Unfortunately, few people who have psychotic disorders are able to access CBT treatment, and many people don’t have access to any kind of treatment in a timely manner: The average time between symptom emergence and receiving care for a psychotic disorder in this country is 18 months.
To counter this, Kopelovich and her colleagues are establishing an Early Psychosis Intervention program at the new Behavioral Health Institute at Harborview Medical Center to give more people access to care during this critical period in their illness. They are also working to train mental health care providers in Washington state and implement CBT care programs in community health, inpatient and forensic settings.

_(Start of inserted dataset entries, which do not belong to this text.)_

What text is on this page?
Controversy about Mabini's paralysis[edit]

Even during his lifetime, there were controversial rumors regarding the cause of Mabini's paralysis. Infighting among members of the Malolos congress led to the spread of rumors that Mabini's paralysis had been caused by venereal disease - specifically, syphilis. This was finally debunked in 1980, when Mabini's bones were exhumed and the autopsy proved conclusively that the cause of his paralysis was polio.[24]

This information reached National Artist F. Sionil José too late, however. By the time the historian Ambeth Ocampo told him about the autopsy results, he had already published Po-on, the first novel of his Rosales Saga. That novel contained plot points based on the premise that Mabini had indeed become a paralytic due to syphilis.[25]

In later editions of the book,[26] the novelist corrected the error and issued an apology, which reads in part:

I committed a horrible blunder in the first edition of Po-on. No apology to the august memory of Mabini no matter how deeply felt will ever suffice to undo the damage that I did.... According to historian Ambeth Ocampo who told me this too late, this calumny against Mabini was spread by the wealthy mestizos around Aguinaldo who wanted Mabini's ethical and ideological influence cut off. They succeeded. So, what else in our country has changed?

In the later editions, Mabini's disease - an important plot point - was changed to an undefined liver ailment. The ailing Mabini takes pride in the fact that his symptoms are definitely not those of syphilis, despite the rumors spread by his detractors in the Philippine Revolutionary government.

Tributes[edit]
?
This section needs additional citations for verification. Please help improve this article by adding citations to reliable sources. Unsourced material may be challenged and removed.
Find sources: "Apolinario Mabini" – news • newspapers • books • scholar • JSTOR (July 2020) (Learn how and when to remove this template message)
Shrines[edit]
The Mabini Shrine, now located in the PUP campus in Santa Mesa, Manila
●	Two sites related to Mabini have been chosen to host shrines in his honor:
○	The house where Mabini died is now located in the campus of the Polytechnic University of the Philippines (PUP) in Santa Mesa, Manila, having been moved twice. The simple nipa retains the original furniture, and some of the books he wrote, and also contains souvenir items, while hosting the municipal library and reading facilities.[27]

Psychosis is not a life sentence
Psychosis may not be permanent. However, if someone isn’t treated for psychosis, they could be at greater risk for developing schizophrenia or another psychotic disorder. Schizophrenia is rare, but people who have it are at increased risk for premature death and suicide.
“Although schizophrenia may include bouts of disability—periods where the individual needs to step back and focus on their recovery—treatment can minimize long-term disability,” Kopelovich says.
In fact, people with psychosis, including people who have schizophrenia, can live full, meaningful lives. They can work, get married, have kids and do the same things everyone else does in life. It’s important to address misconceptions because they influence how people are being cared for—and because challenging them can give hope to people who are suffering.
“It’s a powerful experience to help someone achieve recovery,” Kopelovich says.